Ostatni pociąg do Nibroc , pierwsza sztuka trylogii, została zainspirowana nauką Huttona z książki o SJ Perelmanie , że legendarni pisarze F. Scott Fitzgerald i Nathaniel West, szwagier Perelmana, nie tylko zmarli w odstępie jednego dnia w 1940 r., ale ich zwłoki mogły równie dobrze zostać wysłane z powrotem w celu pochówku na wschodnim wybrzeżu ten sam pociąg. Powiedział Hutton: „Nie chciałem pisać o ciałach, więc wsadziłem do pociągu młodego mężczyznę i kobietę… Moi rodzice zakochaliby się w tym czasie”. Chociaż twierdzi, że para z trylogii - May i Raleigh - nie jest wzorowana na jej rodzicach, swobodnie czerpała z rodzinnej wiedzy o scenerii i wielu drobnych incydentach w sztuce. Tytuł spektaklu odnosi się np Corbin w stanie Kentucky, w stanie pochodzenia jej rodziców, gdzie co roku odbywa się prawdziwy festiwal Nibroc („Nibroc” to „Corbin” pisane od tyłu).

Pisząc to, Hutton myślał o tej pracy jako o „naprawdę staroświeckiej sztuce, której nikt nie chciałby oglądać”. Jednak Last Train to Nibroc okazał się najczęściej wystawianą sztuką dramaturga, która otrzymała około 100 przedstawień. Hutton pierwotnie zamierzał napisać tylko pierwszą pracę, ale później kontynuował historię bohaterów w drugiej i trzeciej części trylogii. Ostatecznie trylogia miała dziesięcioletnią historię rozwoju i wyników regionalnych.

Krytyczny odbiór

Washington Post , Celia Wren, nazwała Last Train to Nibroc „podstępnie fascynującą historią miłosną” oraz „intymną, mądrą i zaskakującą, z zachwycającym przedostatnim zwrotem akcji narracyjnej”, podkreślając, że w trakcie narracji obie postacie zmieniają się w wiarygodny sposób.

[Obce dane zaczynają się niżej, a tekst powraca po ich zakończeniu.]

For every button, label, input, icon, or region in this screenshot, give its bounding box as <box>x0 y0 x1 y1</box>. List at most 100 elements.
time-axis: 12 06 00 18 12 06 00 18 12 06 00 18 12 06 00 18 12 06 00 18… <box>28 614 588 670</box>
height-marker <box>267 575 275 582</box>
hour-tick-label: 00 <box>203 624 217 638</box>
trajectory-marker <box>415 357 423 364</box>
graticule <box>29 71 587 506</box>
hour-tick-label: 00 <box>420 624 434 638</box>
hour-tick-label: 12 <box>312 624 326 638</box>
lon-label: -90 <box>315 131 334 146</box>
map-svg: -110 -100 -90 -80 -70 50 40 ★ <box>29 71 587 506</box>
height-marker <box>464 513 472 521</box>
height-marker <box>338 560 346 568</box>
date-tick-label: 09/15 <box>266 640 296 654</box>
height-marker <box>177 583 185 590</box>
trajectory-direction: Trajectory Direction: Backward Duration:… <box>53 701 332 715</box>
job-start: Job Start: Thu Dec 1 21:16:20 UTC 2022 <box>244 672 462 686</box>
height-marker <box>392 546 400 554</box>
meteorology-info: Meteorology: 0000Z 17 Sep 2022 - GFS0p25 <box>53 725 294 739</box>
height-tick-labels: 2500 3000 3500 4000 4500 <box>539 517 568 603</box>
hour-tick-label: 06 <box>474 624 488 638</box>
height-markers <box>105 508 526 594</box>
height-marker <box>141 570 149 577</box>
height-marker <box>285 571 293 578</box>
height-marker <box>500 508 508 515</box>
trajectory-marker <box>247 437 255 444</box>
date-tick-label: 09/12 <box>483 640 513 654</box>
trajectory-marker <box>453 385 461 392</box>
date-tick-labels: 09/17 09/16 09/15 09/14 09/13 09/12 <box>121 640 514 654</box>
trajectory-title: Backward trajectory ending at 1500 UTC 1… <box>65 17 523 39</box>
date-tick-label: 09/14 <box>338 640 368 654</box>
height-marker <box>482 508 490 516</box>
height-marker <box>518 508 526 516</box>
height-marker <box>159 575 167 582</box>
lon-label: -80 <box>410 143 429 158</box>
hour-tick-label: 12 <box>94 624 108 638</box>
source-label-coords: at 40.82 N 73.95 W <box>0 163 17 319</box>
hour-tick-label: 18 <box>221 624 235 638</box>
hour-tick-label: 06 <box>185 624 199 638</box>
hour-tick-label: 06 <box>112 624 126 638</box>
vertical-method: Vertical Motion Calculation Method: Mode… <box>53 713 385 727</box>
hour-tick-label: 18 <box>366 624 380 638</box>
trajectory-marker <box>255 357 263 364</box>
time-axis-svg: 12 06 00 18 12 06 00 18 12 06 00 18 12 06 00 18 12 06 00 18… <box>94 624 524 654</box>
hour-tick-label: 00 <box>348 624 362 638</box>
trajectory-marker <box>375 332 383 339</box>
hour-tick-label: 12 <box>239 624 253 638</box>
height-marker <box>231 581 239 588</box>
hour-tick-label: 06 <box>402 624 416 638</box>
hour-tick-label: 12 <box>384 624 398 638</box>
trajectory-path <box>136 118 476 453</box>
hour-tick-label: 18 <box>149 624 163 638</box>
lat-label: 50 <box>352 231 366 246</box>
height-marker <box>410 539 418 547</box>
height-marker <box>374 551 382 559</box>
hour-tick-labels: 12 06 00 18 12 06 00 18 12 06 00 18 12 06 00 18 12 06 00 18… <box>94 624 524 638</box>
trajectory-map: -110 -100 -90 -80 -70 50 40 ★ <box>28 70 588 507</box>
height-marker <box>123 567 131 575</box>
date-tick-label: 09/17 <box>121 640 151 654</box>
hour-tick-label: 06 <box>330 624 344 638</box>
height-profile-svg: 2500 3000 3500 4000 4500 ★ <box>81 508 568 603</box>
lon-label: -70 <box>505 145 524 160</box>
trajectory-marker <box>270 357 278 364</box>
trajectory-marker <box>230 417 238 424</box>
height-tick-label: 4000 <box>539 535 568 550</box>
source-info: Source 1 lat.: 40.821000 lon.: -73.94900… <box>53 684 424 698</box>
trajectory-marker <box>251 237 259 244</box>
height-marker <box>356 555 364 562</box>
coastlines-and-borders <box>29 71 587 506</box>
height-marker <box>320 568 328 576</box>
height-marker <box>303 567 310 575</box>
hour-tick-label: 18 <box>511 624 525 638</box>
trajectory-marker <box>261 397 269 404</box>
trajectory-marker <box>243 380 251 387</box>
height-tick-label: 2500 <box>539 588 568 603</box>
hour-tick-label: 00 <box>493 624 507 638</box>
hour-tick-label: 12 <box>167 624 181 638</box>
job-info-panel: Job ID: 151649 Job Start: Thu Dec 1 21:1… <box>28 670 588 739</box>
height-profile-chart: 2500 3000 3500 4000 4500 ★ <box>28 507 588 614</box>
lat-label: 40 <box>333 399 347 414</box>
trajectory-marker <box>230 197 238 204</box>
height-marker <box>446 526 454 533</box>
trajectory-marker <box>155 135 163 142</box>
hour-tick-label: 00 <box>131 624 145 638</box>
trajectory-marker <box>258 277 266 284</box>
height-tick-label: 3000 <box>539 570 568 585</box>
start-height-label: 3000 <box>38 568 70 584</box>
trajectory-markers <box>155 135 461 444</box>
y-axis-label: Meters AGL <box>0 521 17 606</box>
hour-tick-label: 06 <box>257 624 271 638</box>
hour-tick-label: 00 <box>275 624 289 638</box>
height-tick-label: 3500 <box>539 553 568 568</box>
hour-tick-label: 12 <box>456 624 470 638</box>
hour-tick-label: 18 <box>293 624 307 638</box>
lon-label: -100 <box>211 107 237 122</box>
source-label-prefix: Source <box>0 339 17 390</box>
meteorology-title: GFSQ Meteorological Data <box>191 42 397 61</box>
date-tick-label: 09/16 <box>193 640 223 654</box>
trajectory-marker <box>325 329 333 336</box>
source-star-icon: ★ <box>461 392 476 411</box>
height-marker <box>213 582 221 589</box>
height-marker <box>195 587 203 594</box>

W The New York Times DJR Bruckner napisał : „W „Ostatnim pociągu” nie chodzi o wydarzenia, ale o charakter. A kiedy wychodzisz z tego występu po 90 minutach oglądania, jak ci ludzie ujawniają głębię uczuć, które próbują ukryć, możesz Myślę, że z łatwością mógłbyś cieszyć się jeszcze kilkoma godzinami”. Chrisa Jonesa z Chicago Tribune przyznał Last Train to Nibroc cztery gwiazdki, nazywając to „niespodzianką lata, której nie można przegapić”. Jones napisał również: „To, co sprawia, że ​​pisanie w tej sztuce jest tak uwodzicielskie, to sposób, w jaki Hutton wykuwa tak silne, ale potrzebujące, a jednak dociekliwe postacie, i jak czyni je symbolami gruntownej zmiany, która nękała Amerykę w latach czterdziestych XX wieku. Sięgając po te większe obserwacje społeczne, nigdy nie naraża ich indywidualności ani człowieczeństwa… „Ostatni pociąg do Nibroc” najbardziej przypomina twórczość Hortona Foote'a, chociaż Hutton jest w dużej mierze jej własnym pisarzem. David C. Nichols z Los Angeles Times nazwał sztukę „pełnym wdzięku romansem wojennym” i zauważył, że „Gdyby Arlene Hutton była w pobliżu podczas złotego wieku Broadwayu, jej doskonale dopracowane sztuki mogłyby równać się sztukom Williama Inge czy Hortona Foote'a. Wśród postmodernistycznych dramaturgów , Hutton… wyróżnia się, opierając się na tradycyjnych technikach w epoce, w której takie wartości stają się coraz rzadsze… „Nibroc” odbywa swoją boleśnie piękną podróż prosto do serca”.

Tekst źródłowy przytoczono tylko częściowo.